Jodie nickte und folgte ihm wie ein frommes Lamm.

„Du musst vor Camel keine Angst haben. Er wirkt manchmal bedrohlicher als er eigentlich ist“, erklärte der FBI Agent. „Ihr habt euch letztes Jahr kurz in Japan getroffen. Mach dir also keine Gedanken, wenn er erstaunt sein wird, dich zu sehen.“

„Okay. Und du…du willst mir wirklich die Wahrheit erzählen? Keine Lügen?“

„Keine Lügen.“

Jodie versuchte zu lächeln.
 

Beinahe apathisch saß Jodie im Wagen, hielt die Decke fest und sah aus dem Fenster. Es gab nur noch wenig Menschen die zu dieser Uhrzeit ihr Leben außerhalb der Wohnung verbrachten. Und sie gehörte zu einem von ihnen. Nachdem das Adrenalin aus ihrem Körper wich, spürte sie die Kälte und ihre nasse Kleidung machte es nicht besser. Jodie zitterte und brauchte unbedingt eine warme Dusche, Wärmflasche oder etwas Anderes. Die warme Heizung im Wagen verbesserte ihre Situation nur gering.

Shuichi beobachtete sie aus dem Augenwinkel und verschränkte die Arme vor der Brust. Er selbst hatte auf die Decke verzichtet und tippte nebenbei auf dem Handy herum.

„Was sollen wir jetzt machen?“, wollte Camel wissen.

„Fahr uns zu mir“, antwortete Akai. „Ich kümmer mich um Jodie und werde morgen Black informieren.“

„Aber…“, murmelte Camel leise.

„Ich weiß, was du sagen willst. Ich müsste ihn heute darüber in Kenntnis setzen, aber wir wissen Beide, wie das enden würde. Die Organisation hat irgendwas mit Jodies Erinnerungen angestellt, deswegen müssen wir ihr Zeit lassen. Wenn Black heute noch zu mir nach Hause kommt…“ Shuichi schüttelte den Kopf.

„Ja, natürlich“, gab der FBI Agent von sich. „Entschuldigung, ich wollte wieder über das Ziel hinaus schießen.“

„Schon gut.“ Shuichi warf einen Blick nach hinten. „Das ist doch auch für dich in Ordnung, nicht wahr?“

Als Jodie den Blick auf ihrem Körper bemerkte, sah sie nach vorne. „Mhm? Ja…ja, natürlich“, wisperte sie.

Camel blickte leicht besorgt in den Rückspiegel. „Ich hoffe, es geht alles gut“, murmelte er leise.

„Das wird es“, gab Akai von sich und sah wieder auf die Straße.

Als sie nach knapp zwanzig Minuten in der Nähe seiner Wohnung anhielten, stieg er aus. „Ich melde mich morgen bei dir“, sagte er und half Jodie raus.

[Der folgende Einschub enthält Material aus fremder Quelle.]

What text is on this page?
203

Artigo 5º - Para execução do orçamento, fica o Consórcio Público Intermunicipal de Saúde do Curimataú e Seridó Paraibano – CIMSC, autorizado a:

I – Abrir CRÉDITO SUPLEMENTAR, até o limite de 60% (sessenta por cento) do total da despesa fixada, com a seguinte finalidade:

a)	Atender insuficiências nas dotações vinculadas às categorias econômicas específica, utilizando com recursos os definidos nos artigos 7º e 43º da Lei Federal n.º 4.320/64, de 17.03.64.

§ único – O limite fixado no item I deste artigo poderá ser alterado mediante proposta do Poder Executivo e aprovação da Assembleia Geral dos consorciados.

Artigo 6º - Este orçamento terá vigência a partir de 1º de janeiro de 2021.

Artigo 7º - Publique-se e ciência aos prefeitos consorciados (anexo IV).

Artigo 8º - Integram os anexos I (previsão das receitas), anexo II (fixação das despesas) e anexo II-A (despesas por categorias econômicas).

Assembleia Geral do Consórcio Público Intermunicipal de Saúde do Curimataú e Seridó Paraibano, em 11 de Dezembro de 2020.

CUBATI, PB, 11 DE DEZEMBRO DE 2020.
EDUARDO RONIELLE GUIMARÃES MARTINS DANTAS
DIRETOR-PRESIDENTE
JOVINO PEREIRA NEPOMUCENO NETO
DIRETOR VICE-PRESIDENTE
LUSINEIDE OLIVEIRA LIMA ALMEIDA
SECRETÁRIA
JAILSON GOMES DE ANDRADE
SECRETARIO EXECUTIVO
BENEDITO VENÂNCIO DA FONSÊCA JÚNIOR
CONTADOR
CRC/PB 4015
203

Er legte die Rettungsdecke zusammen und ließ sie im Wagen.

„Bis morgen“, antwortete Camel und sah zu Jodie. „Alles Gute.“

„Danke“, murmelte die junge Frau und begab sich mit Shuichi in dessen Wohnung. „Hier war ich noch nie, richtig?“

„Ja, das stimmt“, antwortete Akai und betrat die Eingangstür des Wohnhauses. Anschließend stieg er mit Jodie in den Fahrstuhl und fuhr nach oben. Nachdem sich der Fahrstuhl öffnete, ging er auf seine Haustür zu. Er öffnete sie und warf Jodie erneut einen Blick zu. „Hast du bedenken?“

Jodie nickte. „Aber ich weiß, dass ich das machen muss“, wisperte sie und ging rein.

„Ich zeig dir erst einmal wo das Badezimmer ist und lege dir ein paar meiner Sportsachen raus“, entgegnete er. „Hast du Hunger?“

„Ein Bad oder eine Dusche reichen“, antwortete die junge Frau.

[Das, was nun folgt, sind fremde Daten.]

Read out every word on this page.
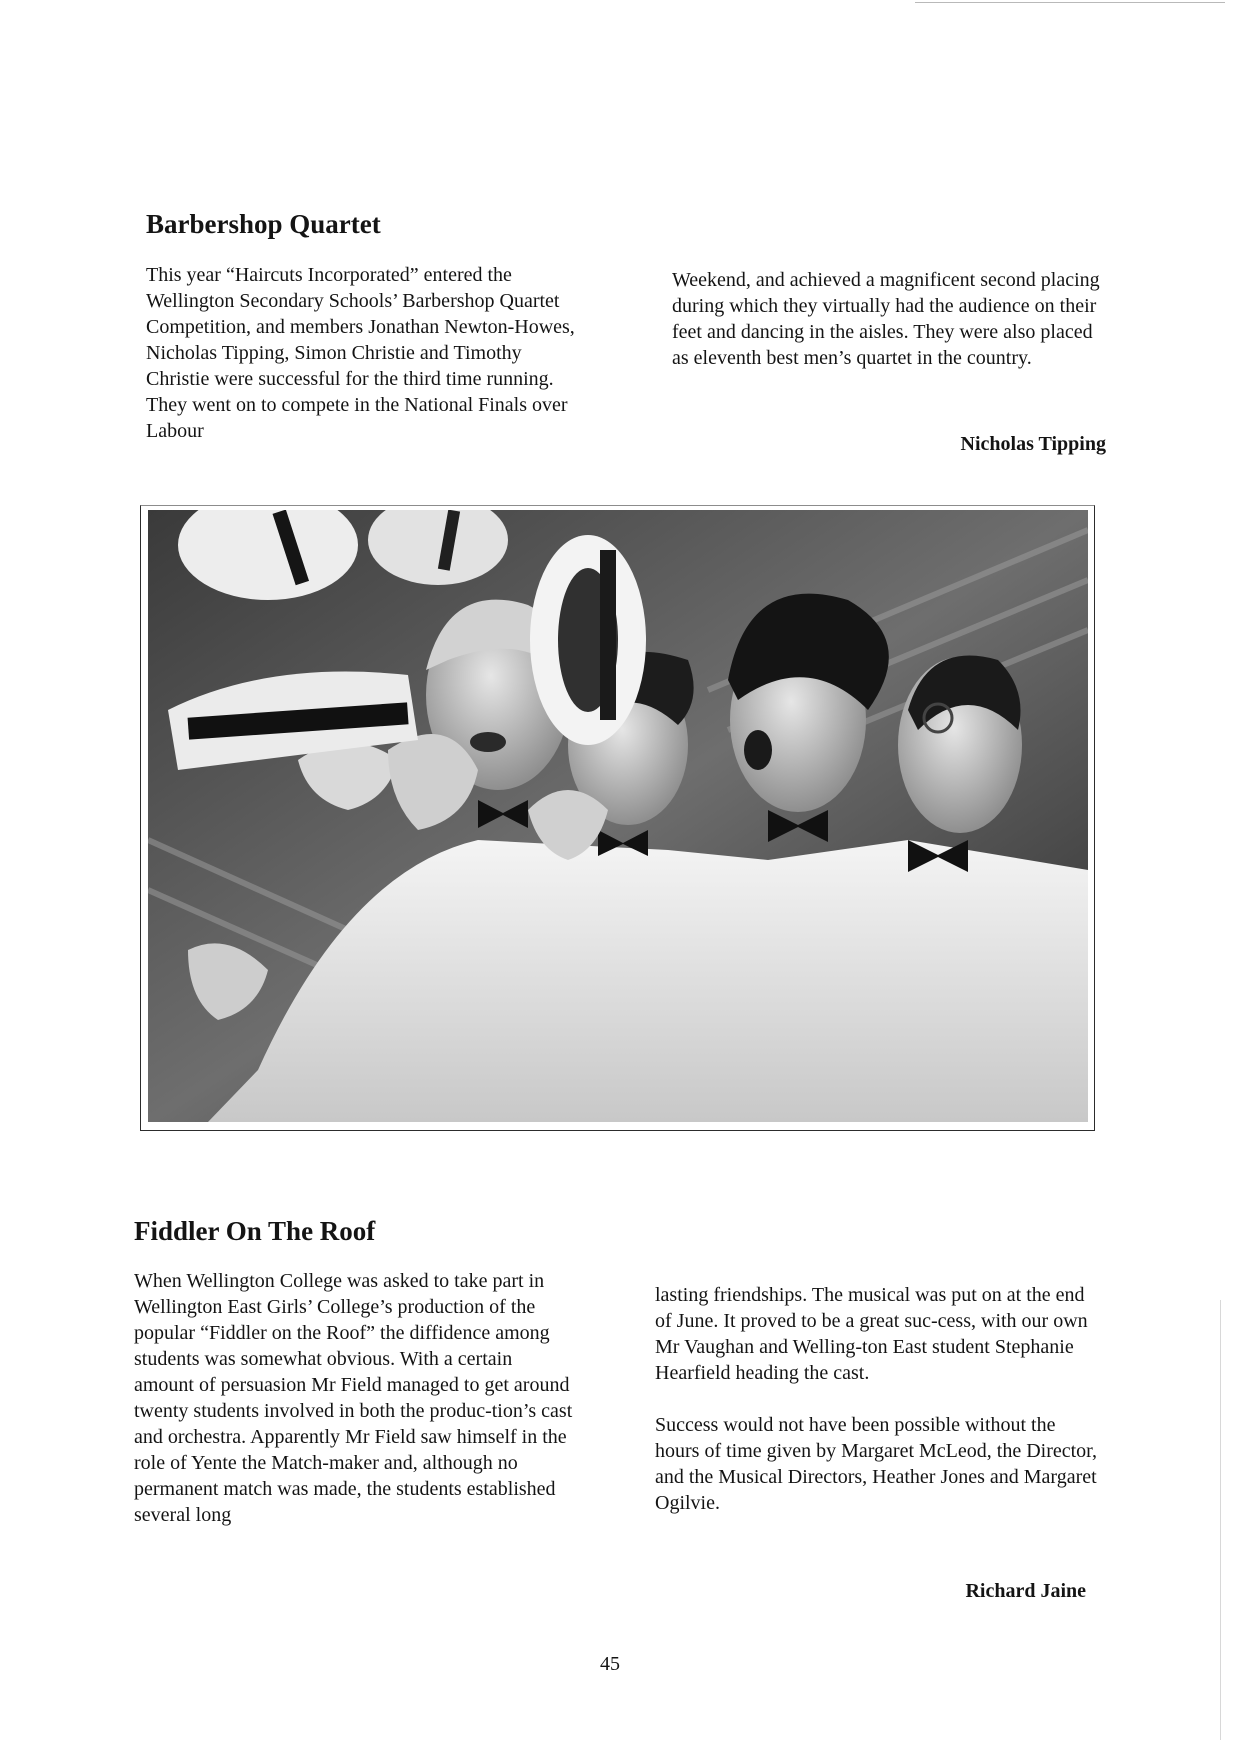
Barbershop Quartet

This year “Haircuts Incorporated” entered the Wellington Secondary Schools’ Barbershop Quartet Competition, and members Jonathan Newton-Howes, Nicholas Tipping, Simon Christie and Timothy Christie were successful for the third time running. They went on to compete in the National Finals over Labour

Weekend, and achieved a magnificent second placing during which they virtually had the audience on their feet and dancing in the aisles. They were also placed as eleventh best men’s quartet in the country.

Nicholas Tipping
Fiddler On The Roof

When Wellington College was asked to take part in Wellington East Girls’ College’s production of the popular “Fiddler on the Roof” the diffidence among students was somewhat obvious. With a certain amount of persuasion Mr Field managed to get around twenty students involved in both the produc-tion’s cast and orchestra. Apparently Mr Field saw himself in the role of Yente the Match-maker and, although no permanent match was made, the students established several long

lasting friendships. The musical was put on at the end of June. It proved to be a great suc-cess, with our own Mr Vaughan and Welling-ton East student Stephanie Hearfield heading the cast.

Success would not have been possible without the hours of time given by Margaret McLeod, the Director, and the Musical Directors, Heather Jones and Margaret Ogilvie.

Richard Jaine
45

„Hier entlang“, sprach Shuichi und öffnete die Tür zum Badezimmer. Sofort drehte er die Heizung auf und kniete sich zu seinem Trockner. „Du hast Glück, die Sachen sind sauber und trocken“, kam es von ihm. „Bedien dich einfach. Wenn was ist, findest du mich im Wohnzimmer oder in der Küche.“

„Danke“, murmelte Jodie.

Shuichi nickte ihr zu und verließ den Raum. Er ging zuerst in die Küche und setzte Teewasser auf. Die Wartezeit verkürzte er, indem er die neusten Nachrichten auf seinem Handy las. Schon nach der zweiten Meldung, riss er die Augen auf. Leon Ackerman, Mord oder Selbstmord?